這一下,周半夏更怒了:“湯翠林,你哪頭的?”
周大夫心裏無奈得很,湯翠林明顯是和小甜一頭的啊!
“半夏,不要再跟這種爛人糾纏了。明天我們到了下一個碼頭就下船,然後找馬車回村。”
周半夏聽到這話,皺眉問:“那這兩個人怎麼辦?爹,我已經嫁給湯翠林了,他這輩子必須對我好。”
周大夫簡直不敢相信自己的耳朵,方纔女兒都已經親眼看到湯翠林跟別的女人滾做一堆了,怎麼還想着跟他好呢?
“這天底下的好男人多的是……”
周半夏咬脣,她當初爲了和湯翠林在一起,真的付出了許多的心思,從小到大,無論她要什麼,只要一說,就有人送到她的面前來。嫁給湯翠林是她第一次爲自己爭取,並且費了很多的心思,這婚事是她好不容易才搶到的。
付出了那麼多,讓她就這麼放棄,她不甘心。
“爹,帶他回去,以後讓他在村裏跟我好好過。”
周大夫:“……”
“傻丫頭,咱們不要這個爛人了好不好?”
“不好!”周半夏倔脾氣上來,十頭牛都拉不住,“你不讓我嫁給他,我就去死。我從這個窗戶跳下去。”
周大夫胸口憋着一口氣上不來下不去,險些被憋屈死。
無奈,他暫時也想不出要如何處置這一人,乾脆第一天下船時把兩人帶上,然後找馬車將他們帶回了村裏。
*
村裏人不知道船上發生的事,劉蘭花實在高興不起來。
因爲陳大遠轉身就走,好像真的是她錯……但是劉蘭花真不覺得自己有錯,這種玩笑,豈是能隨便開的?
陳大遠不就是讓她覺着,離開她後他還有其他女人喜歡?
太過分了!
陳大遠生着悶氣,回家後臉色也不好看。
小魚最先看到了他臉上的傷,一臉驚訝地道:“大遠哥,誰打你了?”
說着,掏出香噴噴的帕子就要去幫他擦傷。
陳大遠下意識閃躲,氣沖沖回了自己的屋中。
陳母將這一切看在眼裏,皺了皺眉:“小魚,你已經不是孩子,要知道男女有別。不要動不動往你表哥跟前湊,要是大遠誤會了,對你生出不該有的心思,那可就不好了。”
小魚收回帕子,回頭看向陳母:“姨母,在你眼裏,我就不能對錶哥生出男女之情嗎?”
陳母啊了一聲,驚訝地張大了嘴,簡直不敢相信自己聽到了什麼,她上下打量着眼前的外甥女:“你……你不是和你那個少東家好麼?”

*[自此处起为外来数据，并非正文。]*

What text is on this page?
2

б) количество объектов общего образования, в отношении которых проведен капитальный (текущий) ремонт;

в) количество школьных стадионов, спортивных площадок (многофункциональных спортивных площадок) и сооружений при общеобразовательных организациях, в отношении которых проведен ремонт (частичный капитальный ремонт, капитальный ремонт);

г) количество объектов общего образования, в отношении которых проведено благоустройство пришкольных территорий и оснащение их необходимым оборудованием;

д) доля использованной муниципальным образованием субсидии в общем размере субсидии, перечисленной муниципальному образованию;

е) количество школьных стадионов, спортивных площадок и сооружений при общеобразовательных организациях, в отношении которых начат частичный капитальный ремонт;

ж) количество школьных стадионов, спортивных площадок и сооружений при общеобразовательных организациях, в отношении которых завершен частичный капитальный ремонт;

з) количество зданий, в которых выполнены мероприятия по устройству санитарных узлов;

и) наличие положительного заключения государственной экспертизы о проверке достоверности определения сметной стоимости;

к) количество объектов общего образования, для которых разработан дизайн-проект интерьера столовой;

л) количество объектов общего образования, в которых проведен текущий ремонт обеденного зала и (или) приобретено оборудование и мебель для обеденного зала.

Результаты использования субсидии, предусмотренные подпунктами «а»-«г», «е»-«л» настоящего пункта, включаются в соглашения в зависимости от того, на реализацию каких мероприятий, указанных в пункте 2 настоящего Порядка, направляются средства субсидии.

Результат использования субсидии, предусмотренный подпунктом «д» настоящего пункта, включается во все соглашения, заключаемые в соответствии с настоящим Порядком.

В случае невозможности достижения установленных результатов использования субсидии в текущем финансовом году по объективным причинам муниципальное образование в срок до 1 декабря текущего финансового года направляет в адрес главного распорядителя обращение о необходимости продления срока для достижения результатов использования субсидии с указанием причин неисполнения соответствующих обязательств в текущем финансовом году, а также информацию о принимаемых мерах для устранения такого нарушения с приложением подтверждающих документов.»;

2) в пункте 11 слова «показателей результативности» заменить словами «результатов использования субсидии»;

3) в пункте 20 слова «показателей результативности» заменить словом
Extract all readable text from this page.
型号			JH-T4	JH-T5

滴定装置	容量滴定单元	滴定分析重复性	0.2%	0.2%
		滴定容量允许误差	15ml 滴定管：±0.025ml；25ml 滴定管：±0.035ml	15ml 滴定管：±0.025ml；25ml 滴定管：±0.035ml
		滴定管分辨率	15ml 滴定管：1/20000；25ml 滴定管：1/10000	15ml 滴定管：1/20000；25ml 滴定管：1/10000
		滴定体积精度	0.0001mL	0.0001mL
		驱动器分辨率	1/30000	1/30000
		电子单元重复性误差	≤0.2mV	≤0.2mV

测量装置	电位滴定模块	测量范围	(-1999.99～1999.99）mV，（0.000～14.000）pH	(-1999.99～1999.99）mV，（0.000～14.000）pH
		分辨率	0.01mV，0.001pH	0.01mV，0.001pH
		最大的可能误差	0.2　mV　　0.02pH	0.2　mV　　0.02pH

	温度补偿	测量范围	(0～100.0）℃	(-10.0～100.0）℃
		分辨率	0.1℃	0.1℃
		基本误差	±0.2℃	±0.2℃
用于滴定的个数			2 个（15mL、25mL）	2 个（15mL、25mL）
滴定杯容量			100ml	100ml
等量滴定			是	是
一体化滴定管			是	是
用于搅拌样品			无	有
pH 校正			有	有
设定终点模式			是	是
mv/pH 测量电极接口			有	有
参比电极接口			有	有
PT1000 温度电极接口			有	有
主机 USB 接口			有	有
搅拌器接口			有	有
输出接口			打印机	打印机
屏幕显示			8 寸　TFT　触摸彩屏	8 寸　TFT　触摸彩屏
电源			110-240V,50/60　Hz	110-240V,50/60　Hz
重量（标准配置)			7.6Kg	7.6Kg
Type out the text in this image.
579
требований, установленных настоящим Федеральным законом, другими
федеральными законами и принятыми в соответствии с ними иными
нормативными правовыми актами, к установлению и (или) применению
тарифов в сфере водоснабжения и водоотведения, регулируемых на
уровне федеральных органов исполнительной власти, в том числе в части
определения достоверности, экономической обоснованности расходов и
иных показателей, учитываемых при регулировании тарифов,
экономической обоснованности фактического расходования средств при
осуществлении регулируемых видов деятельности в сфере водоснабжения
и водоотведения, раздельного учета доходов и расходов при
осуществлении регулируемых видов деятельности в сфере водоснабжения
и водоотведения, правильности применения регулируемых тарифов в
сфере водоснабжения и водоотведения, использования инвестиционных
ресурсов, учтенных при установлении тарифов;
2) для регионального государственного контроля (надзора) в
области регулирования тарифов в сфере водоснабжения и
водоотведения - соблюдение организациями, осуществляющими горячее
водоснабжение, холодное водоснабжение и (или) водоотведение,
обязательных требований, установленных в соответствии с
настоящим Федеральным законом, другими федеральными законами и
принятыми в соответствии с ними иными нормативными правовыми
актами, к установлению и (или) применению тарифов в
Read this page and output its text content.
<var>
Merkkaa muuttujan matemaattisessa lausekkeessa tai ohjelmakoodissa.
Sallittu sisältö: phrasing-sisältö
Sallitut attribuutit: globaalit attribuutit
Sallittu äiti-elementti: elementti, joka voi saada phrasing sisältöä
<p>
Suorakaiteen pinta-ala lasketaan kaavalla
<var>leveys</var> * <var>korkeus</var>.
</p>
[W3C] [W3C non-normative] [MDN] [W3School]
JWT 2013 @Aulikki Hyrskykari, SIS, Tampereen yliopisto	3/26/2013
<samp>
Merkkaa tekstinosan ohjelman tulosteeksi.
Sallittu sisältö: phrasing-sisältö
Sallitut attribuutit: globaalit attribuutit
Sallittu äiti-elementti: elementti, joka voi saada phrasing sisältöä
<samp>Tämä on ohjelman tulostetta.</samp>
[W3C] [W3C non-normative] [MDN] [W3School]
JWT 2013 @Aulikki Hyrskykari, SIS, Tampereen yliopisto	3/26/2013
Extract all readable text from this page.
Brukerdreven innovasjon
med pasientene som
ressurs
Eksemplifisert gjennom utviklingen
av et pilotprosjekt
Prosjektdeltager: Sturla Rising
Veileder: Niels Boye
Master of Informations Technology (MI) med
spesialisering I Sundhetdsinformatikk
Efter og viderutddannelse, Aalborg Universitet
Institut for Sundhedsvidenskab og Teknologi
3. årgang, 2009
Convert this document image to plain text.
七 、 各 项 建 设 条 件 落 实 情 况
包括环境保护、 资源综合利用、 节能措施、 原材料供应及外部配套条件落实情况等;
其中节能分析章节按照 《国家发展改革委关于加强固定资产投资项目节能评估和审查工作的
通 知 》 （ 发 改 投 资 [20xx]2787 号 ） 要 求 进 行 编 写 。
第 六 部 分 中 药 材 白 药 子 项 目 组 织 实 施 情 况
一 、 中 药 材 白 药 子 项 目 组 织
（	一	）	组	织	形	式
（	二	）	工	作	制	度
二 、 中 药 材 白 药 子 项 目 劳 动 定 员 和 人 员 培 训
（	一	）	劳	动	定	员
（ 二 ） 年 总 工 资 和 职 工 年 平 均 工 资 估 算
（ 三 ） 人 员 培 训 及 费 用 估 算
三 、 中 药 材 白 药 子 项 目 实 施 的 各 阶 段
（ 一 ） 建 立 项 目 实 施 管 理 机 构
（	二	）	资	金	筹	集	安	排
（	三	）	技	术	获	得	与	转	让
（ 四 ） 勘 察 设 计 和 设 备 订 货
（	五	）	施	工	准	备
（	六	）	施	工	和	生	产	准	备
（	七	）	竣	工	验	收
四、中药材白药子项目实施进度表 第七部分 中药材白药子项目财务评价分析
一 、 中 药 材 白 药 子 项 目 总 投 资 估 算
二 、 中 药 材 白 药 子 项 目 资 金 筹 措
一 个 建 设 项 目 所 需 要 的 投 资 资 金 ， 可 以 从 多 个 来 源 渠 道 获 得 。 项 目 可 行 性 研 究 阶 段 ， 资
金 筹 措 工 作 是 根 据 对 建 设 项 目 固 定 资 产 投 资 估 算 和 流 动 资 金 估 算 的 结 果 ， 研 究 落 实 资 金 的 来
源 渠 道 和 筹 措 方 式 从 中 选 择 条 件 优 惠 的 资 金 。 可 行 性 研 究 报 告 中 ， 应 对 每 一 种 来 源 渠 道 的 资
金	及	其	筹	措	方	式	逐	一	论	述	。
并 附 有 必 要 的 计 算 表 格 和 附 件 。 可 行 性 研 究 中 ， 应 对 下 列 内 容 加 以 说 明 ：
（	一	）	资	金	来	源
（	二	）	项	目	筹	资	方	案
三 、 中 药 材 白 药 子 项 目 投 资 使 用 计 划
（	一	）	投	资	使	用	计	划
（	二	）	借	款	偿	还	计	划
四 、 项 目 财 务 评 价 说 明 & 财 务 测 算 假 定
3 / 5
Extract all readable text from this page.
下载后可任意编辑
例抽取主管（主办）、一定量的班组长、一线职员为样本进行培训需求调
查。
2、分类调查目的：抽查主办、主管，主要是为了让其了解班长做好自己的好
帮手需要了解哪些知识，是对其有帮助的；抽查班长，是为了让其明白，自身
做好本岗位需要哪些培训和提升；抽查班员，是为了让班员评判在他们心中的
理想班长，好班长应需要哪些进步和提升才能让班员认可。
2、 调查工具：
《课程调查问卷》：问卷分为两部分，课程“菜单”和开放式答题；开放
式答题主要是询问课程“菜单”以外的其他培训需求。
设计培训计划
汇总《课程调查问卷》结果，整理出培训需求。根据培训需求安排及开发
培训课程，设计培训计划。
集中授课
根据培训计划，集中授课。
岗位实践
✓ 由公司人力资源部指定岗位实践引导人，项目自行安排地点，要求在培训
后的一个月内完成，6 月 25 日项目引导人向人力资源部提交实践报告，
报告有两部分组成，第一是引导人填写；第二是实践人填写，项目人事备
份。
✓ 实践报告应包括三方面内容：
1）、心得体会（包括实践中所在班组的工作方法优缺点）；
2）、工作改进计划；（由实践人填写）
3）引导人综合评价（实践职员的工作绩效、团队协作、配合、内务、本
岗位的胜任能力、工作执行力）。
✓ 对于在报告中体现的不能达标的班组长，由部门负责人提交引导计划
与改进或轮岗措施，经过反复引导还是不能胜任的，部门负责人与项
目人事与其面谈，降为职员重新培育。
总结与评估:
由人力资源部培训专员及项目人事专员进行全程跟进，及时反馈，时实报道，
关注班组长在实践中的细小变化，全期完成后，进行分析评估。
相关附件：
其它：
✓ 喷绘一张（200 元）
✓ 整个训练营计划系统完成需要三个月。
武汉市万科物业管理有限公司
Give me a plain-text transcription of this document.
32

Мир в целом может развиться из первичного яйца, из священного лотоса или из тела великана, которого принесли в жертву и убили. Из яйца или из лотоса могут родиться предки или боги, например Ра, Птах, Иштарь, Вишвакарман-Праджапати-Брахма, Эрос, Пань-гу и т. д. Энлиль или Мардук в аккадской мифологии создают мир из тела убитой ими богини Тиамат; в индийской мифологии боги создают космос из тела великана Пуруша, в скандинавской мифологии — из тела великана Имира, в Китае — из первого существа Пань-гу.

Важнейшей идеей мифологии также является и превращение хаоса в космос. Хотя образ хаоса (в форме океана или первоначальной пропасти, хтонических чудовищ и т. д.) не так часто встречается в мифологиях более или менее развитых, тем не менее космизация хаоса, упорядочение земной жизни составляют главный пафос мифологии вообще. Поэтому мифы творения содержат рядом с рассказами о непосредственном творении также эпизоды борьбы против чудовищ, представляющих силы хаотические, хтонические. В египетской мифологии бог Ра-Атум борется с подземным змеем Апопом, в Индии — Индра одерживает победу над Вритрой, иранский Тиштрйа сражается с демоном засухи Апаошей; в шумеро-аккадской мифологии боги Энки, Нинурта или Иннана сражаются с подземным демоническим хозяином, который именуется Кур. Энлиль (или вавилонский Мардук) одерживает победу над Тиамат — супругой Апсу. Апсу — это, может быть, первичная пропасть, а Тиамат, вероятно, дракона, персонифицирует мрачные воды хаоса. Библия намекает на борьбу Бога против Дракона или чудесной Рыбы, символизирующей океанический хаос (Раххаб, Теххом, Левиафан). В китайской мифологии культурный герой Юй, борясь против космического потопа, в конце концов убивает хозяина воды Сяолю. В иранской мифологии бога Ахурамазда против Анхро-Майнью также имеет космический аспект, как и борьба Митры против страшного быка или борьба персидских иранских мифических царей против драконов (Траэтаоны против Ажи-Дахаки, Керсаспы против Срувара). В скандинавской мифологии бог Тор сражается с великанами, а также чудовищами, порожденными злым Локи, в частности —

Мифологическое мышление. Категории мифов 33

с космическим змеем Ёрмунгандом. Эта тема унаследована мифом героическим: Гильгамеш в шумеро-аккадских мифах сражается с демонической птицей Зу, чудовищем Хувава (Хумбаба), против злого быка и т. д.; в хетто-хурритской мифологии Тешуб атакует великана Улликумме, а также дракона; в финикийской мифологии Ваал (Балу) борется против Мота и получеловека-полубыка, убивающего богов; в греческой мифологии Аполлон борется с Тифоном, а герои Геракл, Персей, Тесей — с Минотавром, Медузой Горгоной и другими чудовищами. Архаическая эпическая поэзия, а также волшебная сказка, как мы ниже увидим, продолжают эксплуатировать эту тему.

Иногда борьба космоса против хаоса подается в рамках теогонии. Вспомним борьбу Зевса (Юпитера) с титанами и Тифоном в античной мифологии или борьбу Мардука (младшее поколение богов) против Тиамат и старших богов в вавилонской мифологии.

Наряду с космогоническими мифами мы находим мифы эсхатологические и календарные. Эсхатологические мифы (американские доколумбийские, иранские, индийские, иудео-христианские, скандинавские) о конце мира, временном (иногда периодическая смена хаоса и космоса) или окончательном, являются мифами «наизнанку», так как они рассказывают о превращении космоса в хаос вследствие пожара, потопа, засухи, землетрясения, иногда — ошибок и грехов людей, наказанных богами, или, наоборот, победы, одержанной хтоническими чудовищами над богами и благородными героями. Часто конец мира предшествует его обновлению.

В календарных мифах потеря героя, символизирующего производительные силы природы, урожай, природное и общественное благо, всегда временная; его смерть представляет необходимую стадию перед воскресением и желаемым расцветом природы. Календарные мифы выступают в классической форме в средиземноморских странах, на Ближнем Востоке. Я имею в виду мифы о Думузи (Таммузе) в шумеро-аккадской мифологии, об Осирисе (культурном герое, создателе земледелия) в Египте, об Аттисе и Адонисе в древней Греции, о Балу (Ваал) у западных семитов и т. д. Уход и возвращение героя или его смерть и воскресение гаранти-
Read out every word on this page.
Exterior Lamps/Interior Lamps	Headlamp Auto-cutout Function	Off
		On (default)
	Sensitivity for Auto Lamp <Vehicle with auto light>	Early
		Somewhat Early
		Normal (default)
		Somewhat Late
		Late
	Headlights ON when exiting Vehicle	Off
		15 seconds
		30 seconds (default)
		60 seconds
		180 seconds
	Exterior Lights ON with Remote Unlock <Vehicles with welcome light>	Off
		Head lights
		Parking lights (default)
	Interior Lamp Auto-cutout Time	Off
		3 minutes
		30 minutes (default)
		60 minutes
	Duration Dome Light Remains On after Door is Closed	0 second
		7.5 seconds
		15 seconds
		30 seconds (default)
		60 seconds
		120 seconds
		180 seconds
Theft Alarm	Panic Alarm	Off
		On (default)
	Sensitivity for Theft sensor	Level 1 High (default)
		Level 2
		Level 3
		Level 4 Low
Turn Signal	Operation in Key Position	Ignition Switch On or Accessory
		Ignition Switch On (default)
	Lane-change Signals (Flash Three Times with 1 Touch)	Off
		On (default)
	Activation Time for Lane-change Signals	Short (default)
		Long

“靠不住。”小魚擺了下手,“我都有孩子了,他還不肯接納,再糾纏下去,最後我傷了身子傷了心,也還是進不去門。姨母,經歷這一遭,我算是看明白了,男人最要緊是肯負責!我看錶哥就挺好的。”
陳母心裏亂糟糟的。
“不行!”
小魚瞅她:“爲何?我不說花容月貌,怎麼也比那個劉蘭花要長得好,她嫁進來兩年沒孩子,我半個月纔跟少東家過一夜也懷上了,再說……那三十兩,是我自己收着的,娘已經說了,那是我的嫁妝。”
聽到最後一句,陳母心中意動。
三十兩啊!
那可是真金白銀!
陳母看了一眼大兒子的屋子:“大遠怕是不願意,他和蘭花感情好……”
小魚揚眉:“只要您不搗亂,表哥那裏,我去說。”
說着,她已經過去敲門。
陳母:“……”
她張了張嘴,到底是沒捨得出聲阻止。
陳大遠此人,向來不怎麼會拒絕別人的好意,也喜歡講禮。
小魚摸清楚了他的脾氣,見裏面不出聲,低落地道:“大遠哥,我幫你縫好了衣裳,想給你送進來而已。”
陳大遠心裏立即生出了幾分愧疚:“進來吧。”
小魚進屋,看着亂糟糟的情形,抬手就開始整理。
“你別動,我自己來收。”陳大遠下意識覺得不太妥當,奈何小魚根本不聽他的,利索地將所有的髒衣服收做一堆,又找了一塊帕子開始擦桌上的塵土。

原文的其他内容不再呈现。